As a cinematographer, Roger Deakins‘ consistency has nearly become a curse, but his work in the film goes a long way in communicating the scope of both the artificial sets and the studio setting as a whole. His work is, as always, cleanly shot and immaculately blocked, and there’s a particular boldness to the way he uses establishing shots as frame-filling moments.
Hail, Caesar! proudly lives up to its premise of a film about Hollywood — but, moreover, it feels at times like a rebuke to the Coens’ misguided reputation as miserabilists. Those that have described A Serious Man as sadism for its treatment of the hapless Larry Gopnik or complained about Inside Llewyn Davis, which centers on a character for whom misfortune is in constant orbit around their world, should find that Hail, Caesar! is simply a delight from first to last frame. There’s nary a moment when this film isn’t poking fun at itself.
This is a heartfelt lampooning of Hollywood that shrinks big egos as often as it skewers inside-baseball filmmaking bits such as outtakes from unfinished dallies. Aside from an uproarious set piece in a room with religious leaders of all stripes, which could be cheekily dubbed existentialist screwball, Hail, Caesar! is far less enamored with bigger questions than the rest of the Coens’ ouevre. However, their pet themes are still ever-present here — faith vs. reason, grand machinations for small measures — and are buried even more snugly than usual within their signature nesting dolls of genre.
As ever, their sensibility is a study in contradictions. Hail, Caesar! is precisely measured in its consideration of each character’s time while still feeling shambolic. But even when the pacing is elongated or halted, it comes with a purpose. The aforementioned water aerobics and tap-dancing scene are played in full without meta jokes, excepting the extra-textual knowledge of seeing someone like Johansson or Tatum play dress-up and pull off an acrobatic performance.

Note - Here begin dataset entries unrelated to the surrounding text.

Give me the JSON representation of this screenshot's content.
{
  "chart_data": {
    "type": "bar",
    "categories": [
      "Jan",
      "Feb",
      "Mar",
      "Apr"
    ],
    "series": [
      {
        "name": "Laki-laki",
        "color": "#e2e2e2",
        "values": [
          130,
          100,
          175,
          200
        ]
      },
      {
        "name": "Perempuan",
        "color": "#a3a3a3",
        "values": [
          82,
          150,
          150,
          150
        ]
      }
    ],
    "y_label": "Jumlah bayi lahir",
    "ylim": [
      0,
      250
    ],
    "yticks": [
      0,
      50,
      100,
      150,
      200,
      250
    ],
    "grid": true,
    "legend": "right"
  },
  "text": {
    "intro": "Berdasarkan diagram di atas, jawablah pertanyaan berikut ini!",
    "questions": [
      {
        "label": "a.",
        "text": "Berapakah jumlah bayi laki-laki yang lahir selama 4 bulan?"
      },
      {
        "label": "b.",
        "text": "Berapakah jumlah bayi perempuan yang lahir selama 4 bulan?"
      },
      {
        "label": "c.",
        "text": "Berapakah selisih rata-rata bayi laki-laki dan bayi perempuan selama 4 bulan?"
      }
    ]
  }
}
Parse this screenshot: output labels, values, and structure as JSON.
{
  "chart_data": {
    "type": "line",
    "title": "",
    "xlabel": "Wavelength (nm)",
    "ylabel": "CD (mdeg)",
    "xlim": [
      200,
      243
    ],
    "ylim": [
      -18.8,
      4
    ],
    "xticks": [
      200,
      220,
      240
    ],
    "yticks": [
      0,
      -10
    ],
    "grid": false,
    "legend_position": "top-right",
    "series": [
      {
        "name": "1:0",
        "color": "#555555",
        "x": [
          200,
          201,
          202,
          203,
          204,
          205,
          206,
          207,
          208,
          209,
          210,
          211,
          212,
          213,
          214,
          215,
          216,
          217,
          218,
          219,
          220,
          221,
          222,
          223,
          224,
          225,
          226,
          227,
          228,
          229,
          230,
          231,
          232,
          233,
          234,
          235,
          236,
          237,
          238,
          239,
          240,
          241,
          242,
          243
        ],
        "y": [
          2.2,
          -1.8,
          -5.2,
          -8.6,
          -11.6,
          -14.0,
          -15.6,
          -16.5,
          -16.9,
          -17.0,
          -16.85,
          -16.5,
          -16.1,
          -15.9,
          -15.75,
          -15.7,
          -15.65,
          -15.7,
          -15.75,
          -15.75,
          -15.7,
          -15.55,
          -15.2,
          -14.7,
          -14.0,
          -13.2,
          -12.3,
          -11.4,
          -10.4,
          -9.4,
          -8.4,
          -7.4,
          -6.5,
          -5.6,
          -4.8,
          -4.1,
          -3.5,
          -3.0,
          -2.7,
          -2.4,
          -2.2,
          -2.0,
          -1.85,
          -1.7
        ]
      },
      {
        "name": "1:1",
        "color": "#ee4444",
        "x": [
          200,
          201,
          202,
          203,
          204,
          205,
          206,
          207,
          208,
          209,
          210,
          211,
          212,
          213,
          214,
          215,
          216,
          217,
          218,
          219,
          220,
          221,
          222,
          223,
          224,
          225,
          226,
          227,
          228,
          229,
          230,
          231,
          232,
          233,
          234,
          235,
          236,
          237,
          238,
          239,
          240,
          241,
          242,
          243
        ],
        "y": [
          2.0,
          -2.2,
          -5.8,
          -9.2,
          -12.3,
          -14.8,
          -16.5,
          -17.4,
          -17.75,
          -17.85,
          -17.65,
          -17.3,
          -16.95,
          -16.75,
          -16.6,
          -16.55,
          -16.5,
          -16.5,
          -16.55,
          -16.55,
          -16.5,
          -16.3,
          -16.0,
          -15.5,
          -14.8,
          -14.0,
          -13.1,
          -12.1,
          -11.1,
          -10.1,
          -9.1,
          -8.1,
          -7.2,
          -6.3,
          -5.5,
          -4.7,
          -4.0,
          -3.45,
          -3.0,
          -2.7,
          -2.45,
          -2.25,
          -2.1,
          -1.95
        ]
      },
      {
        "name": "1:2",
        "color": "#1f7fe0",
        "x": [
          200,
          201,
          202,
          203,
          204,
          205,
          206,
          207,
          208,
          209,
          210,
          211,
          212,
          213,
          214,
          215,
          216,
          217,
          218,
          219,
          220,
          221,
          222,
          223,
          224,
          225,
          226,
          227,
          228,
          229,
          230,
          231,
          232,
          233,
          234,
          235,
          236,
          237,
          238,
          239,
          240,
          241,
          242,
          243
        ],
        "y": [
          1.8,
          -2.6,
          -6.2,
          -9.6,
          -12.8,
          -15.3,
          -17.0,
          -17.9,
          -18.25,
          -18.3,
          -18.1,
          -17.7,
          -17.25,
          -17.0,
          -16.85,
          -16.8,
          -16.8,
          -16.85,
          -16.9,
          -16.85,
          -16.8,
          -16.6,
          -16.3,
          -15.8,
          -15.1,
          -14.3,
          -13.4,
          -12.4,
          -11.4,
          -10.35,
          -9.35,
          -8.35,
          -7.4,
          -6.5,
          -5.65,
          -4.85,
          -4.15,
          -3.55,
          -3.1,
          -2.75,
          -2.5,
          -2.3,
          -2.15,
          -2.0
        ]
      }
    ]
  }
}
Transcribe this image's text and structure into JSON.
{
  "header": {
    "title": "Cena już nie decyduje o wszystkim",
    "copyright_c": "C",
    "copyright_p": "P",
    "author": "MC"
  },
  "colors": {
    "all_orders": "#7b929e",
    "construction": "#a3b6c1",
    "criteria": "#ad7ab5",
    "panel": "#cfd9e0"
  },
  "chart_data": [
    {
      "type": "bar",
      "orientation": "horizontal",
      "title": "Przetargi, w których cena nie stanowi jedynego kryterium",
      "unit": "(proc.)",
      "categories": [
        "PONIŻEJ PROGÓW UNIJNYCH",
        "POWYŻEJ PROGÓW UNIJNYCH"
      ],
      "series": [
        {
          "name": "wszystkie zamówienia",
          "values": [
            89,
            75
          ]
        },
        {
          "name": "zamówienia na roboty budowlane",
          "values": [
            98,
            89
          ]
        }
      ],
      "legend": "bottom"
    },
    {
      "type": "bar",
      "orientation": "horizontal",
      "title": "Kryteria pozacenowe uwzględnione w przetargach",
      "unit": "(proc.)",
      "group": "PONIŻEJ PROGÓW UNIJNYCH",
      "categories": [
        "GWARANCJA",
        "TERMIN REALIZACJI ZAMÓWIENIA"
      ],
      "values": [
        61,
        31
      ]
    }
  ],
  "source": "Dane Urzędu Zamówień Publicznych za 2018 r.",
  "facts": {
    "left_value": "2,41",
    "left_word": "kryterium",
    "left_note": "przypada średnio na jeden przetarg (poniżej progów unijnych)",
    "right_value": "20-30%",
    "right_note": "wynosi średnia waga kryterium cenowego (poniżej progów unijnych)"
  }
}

The film almost dares the viewer to doubt its seriousness, though. As the plot starts gearing up and throwing curveballs left and right, it halts in the middle to return to Mannix having dinner with a potential employer. The ensuing interaction becomes a meta discussion about the potential importance of this new job, ending with the man using a picture of the atomic bomb as a conversation-ender.
And just when it appears that one of the final scenes is totemic in understanding the whole film, its stinger is an in-joke that only the Coens would write. Hail, Caesar! is both smaller and bigger on the inside, and, as usual, its point doesn’t lie in the puzzle-box magic of the narrative, but in the sleight of hand.
Hail, Caesar! enters a wide release on Friday, February 5.